A PO test bench has been developed to investigate the effects of low signal-to-noise ratio and melanin on a range of simulated SpO2 values under controlled laboratory conditions. The POs under test are utilised in the NHS COVID Oximetry @home programme or are commonly used in hospital-based care. All POs demonstrated that the ratio of ratios is effective at cancelling the effects of red and IR being attenuated equally (via NDF) and unequally (via MF). For very high attenuation (low signal-to-noise ratio) the POs do not provide a readout, rather than overestimate SpO2. Independent of attenuation, different POs demonstrate the inverse relationship between R-ratio and SpO2. However, there are large differences between different brands of POs at low (< 80%) oxygen saturations, which is likely due to a paucity of low SpO2 calibration data.

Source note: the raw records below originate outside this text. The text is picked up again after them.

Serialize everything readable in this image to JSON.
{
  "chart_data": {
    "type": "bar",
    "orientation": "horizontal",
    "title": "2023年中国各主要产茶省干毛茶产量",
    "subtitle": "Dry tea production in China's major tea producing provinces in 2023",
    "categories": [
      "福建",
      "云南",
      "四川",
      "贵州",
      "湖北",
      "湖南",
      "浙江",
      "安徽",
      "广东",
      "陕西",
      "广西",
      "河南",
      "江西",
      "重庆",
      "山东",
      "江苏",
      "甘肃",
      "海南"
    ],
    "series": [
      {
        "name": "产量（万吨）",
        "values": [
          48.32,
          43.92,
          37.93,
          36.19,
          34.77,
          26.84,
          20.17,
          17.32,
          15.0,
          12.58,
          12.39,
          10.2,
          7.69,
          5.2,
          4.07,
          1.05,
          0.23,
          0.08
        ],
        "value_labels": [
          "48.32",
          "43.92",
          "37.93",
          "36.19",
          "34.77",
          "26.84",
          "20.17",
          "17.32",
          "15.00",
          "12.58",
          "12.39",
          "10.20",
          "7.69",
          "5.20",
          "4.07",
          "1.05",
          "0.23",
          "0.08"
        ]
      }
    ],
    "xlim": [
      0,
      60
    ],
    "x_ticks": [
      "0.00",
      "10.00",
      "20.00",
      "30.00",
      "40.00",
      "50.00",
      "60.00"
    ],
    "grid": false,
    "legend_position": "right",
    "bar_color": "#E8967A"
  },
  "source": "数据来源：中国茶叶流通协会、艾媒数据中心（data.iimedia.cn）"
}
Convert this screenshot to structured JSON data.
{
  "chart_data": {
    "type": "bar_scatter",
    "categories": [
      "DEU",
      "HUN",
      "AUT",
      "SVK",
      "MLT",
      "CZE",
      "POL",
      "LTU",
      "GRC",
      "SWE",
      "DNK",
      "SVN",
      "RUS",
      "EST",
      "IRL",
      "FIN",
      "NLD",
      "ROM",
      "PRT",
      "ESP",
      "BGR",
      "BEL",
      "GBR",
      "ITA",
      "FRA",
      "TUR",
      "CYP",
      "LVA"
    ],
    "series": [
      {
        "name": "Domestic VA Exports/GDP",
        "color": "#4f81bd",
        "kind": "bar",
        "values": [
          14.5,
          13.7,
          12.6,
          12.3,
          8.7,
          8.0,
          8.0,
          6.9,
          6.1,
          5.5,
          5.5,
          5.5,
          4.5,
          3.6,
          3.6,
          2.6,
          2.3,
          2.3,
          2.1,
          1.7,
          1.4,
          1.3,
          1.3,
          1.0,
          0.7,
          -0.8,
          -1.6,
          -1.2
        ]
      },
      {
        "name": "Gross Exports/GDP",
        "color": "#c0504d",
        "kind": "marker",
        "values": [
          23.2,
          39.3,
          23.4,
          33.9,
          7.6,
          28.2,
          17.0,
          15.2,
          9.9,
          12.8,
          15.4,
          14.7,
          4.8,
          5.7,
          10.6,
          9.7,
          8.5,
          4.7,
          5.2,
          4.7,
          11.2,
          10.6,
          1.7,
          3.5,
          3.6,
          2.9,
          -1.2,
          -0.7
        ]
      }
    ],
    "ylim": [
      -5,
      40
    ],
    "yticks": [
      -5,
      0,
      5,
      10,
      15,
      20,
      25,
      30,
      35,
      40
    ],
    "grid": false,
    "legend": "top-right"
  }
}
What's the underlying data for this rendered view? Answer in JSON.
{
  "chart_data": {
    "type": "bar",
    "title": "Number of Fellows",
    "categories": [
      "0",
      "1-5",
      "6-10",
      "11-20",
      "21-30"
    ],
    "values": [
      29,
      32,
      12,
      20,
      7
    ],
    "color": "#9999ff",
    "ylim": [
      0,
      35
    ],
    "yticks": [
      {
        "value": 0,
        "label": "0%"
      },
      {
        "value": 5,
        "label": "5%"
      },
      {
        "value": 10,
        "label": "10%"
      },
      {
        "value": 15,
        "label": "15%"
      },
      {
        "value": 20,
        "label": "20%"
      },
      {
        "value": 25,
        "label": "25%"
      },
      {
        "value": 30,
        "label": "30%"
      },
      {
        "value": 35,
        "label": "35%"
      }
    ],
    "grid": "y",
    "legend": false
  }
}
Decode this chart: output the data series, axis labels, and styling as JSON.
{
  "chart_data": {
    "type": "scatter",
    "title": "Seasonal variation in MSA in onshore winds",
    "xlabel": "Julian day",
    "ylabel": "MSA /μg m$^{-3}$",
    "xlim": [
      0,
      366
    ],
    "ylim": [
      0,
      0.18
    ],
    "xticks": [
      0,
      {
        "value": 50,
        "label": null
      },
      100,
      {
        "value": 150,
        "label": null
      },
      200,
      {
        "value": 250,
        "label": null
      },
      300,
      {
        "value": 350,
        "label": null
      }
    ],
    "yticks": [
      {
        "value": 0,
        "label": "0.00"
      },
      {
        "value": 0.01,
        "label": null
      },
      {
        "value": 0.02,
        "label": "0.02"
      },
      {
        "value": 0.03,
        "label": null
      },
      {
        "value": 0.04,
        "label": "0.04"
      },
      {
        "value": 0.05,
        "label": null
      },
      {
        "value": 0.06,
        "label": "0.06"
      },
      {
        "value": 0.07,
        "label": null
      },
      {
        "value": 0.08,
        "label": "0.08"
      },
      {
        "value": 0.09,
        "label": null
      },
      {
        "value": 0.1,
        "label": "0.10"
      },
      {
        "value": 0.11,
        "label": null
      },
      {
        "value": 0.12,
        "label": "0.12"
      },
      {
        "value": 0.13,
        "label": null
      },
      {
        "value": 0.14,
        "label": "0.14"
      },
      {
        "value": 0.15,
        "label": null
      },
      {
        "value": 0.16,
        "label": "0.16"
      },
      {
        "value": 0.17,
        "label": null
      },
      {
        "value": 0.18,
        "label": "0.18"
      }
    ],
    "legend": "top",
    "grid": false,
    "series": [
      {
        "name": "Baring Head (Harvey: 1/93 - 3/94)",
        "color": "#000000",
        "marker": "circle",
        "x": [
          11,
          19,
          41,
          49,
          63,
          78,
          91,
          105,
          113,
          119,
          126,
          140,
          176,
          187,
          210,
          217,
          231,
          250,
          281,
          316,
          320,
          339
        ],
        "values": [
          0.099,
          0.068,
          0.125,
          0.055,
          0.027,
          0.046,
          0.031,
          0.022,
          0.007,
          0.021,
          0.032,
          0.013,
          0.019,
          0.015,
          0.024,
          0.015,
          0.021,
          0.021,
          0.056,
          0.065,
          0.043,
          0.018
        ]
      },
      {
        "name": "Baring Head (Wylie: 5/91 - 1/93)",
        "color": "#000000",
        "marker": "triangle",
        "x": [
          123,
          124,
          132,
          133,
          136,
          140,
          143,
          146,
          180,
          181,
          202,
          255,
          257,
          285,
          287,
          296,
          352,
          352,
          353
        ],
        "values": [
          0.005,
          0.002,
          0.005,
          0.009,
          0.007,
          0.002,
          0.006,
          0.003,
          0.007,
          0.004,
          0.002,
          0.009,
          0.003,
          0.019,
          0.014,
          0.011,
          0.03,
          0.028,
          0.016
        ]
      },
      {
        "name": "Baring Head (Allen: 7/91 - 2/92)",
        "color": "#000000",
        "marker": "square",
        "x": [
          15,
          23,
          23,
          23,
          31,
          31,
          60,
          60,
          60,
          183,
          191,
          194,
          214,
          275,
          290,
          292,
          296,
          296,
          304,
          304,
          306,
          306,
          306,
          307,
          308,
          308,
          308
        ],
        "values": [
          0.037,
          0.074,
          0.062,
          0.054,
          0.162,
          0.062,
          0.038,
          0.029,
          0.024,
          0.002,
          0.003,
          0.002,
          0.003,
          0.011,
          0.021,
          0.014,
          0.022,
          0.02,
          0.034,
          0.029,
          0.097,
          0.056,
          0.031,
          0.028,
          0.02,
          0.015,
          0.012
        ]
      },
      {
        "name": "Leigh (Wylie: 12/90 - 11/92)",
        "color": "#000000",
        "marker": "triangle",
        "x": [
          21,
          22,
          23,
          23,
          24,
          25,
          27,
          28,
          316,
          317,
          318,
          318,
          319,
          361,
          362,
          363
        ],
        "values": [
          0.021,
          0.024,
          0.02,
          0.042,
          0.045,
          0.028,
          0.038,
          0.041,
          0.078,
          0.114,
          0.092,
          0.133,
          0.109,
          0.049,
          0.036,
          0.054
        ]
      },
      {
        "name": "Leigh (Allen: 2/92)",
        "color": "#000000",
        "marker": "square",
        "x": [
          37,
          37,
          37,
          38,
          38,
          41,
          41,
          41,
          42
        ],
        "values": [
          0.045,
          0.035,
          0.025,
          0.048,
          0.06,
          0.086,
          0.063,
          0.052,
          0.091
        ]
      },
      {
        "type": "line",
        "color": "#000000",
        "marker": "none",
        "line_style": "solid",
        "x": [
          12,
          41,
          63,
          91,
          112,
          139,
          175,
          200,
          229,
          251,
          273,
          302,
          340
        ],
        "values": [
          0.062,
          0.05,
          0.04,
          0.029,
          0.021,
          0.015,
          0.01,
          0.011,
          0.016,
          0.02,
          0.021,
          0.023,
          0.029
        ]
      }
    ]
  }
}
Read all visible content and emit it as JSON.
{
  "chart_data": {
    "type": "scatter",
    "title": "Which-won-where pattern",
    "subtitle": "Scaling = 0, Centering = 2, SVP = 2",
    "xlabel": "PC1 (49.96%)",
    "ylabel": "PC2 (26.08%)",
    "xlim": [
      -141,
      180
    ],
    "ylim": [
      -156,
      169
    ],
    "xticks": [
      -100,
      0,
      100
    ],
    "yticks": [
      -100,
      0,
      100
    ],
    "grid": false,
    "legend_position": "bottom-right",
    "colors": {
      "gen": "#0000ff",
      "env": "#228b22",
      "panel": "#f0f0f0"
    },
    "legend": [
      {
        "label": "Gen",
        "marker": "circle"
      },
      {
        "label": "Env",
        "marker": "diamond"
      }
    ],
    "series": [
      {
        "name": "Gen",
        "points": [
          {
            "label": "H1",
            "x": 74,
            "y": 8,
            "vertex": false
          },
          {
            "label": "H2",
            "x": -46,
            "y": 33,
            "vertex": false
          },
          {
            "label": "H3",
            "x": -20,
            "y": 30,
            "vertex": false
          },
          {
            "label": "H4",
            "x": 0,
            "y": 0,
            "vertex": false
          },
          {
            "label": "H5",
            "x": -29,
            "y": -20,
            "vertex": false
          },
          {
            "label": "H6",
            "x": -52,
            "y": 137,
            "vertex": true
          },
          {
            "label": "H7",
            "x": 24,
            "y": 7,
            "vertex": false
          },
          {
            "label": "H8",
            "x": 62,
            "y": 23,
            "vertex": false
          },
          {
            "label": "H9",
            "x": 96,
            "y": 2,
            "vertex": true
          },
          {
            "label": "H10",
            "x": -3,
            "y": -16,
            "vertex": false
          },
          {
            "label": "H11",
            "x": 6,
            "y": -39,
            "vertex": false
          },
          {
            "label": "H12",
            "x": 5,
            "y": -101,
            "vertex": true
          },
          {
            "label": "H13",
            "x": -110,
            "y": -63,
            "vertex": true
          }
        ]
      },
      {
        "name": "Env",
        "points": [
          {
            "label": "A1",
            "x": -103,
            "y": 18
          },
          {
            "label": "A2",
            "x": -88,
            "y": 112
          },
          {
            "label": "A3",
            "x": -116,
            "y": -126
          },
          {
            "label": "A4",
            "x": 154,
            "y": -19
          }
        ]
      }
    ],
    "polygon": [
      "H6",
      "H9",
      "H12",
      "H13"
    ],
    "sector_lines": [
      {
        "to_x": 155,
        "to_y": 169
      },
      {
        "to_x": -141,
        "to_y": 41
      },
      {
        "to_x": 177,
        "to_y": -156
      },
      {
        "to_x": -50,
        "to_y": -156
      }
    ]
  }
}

These controlled laboratory tests do not conclusively demonstrate that melanin does not affect SpO2 measurements, so we need to be cautious not to overinterpret these results. Several peer-reviewed clinical studies have demonstrated an overestimation of SpO2 in the presence of higher melanin concentration and so further investigation is necessary in the areas of (i) calibration; (ii) theory and (iii) instrument design.